81. It is what defines and binds us together as a nation from diverse roots. It attracts the best from beyond our shores to want to join Team Singapore, just like our ancestors who came from far and wide.

82. However, meritocracy, like any other system, can have its downsides if we are not careful. Meritocracy is always a work in progress for us to refine and improve.

83. There are three specific aspects that we must keep working on.

84. First, keep the definition of meritocracy broad and avoid being one-dimensional in the way that we appreciate talent. But within each dimension of talent, let merit and hard work determine the outcome.

85. Second, ensure that meritocracy is continuous. There is no such thing as one high-stake exam that will define anyone for life. People develop different strengths at different stages of life. We must keep enabling porosity and look out for opportunities to allow different talents to develop at different paces. Even the successful must never become complacent.

86. Third, appreciate that we are unequally endowed. As such, for a more inclusive society, we must do more for those with less. On the other hand, to those who are more privileged, it is our responsibility to reach out and pay it forward to others who are less privileged.

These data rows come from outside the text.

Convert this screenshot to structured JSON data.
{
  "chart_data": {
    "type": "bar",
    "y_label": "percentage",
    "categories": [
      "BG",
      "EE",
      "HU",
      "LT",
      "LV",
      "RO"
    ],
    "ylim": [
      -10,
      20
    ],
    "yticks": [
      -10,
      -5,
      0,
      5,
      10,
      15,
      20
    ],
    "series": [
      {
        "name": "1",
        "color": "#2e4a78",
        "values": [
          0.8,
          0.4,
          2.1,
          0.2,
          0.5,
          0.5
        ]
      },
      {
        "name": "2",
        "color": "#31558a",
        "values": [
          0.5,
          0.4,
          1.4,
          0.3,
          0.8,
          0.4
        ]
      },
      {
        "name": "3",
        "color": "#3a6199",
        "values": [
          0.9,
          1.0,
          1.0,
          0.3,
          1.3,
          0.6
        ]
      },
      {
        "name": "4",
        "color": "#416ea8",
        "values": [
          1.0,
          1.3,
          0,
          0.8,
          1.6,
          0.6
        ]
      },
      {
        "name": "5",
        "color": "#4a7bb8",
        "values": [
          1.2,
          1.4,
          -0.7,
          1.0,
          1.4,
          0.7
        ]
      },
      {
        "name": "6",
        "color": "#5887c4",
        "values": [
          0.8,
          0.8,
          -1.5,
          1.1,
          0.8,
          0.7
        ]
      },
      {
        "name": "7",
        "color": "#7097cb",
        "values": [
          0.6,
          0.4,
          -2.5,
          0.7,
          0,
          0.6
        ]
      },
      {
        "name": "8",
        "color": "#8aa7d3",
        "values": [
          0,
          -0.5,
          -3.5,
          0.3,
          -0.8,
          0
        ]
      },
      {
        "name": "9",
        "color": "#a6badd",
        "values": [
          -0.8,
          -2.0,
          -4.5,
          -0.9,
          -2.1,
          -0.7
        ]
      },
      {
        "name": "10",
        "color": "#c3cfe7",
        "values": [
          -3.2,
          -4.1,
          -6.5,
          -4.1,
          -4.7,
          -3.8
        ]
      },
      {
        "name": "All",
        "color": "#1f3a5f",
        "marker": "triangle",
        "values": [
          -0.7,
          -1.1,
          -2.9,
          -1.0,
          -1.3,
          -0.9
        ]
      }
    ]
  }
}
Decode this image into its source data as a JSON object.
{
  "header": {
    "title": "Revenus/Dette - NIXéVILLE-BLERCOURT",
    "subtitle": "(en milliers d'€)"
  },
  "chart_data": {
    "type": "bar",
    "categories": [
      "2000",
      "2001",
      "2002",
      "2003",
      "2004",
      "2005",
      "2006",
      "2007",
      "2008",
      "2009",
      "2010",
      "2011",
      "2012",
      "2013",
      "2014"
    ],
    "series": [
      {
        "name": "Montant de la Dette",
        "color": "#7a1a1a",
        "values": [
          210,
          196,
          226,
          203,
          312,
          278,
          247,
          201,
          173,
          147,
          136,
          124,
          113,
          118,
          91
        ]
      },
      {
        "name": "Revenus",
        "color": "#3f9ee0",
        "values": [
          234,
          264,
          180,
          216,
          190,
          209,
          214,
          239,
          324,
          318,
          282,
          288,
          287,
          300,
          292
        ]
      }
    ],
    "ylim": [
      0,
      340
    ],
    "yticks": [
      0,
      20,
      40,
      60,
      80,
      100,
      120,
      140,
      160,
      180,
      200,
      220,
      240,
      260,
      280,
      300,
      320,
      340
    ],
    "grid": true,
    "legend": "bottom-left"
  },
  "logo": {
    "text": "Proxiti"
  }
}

87. Only so will we have the confidence that regardless of our station in life, Singapore will be the best place to grow up in – full of opportunities, enabled by our collective responsibilities.

Trusted and Principled

88. Finally, today, Singaporeans stand tall and proud that many countries are willing to engage us, many multinational corporations (or MNCs) are willing to invest here to create good jobs for our people, and many more global companies seek out Singaporeans to perform critical roles for their global operations.

89. International meetings of significance – from Xi-Ma Meeting, Trump-Kim Summit, Bloomberg New Economy Forum, Shangri-La Dialogues and many more – have been held in Singapore because we are a trusted and principled partner.

90. Global MNCs like BioNTech, Illumina, Exxon; Start-Ups unicorns like SEA, Grab, Patsnap have placed their investments and intellectual properties here because we are a safe harbour for their capital, talent and intellectual property.

91. What is the common reason?

92. It is about us being incorruptible, principled and honest.

93. This is a hard-earned reputation. But it is also a reputation that can be easily lost. It takes all of us to build and sustain this reputation.

94. It is these traits that distinguish Singaporeans in the league of nations. It will also be these traits that will help us earn a living, and buy time for us to build a sense of nationhood to defy the odds of history together.

Conclusion

95. Fellow Educators, I hope our sharing today will reconnect us with the higher purposes that unite us in our profession and mission – to develop competent and confident individuals; and to build a confident and distinguished nation of values.

96. I look forward to our partnership to accomplish this mission of ours for our children and our nation.

97. Thank you for your service to our people and nation.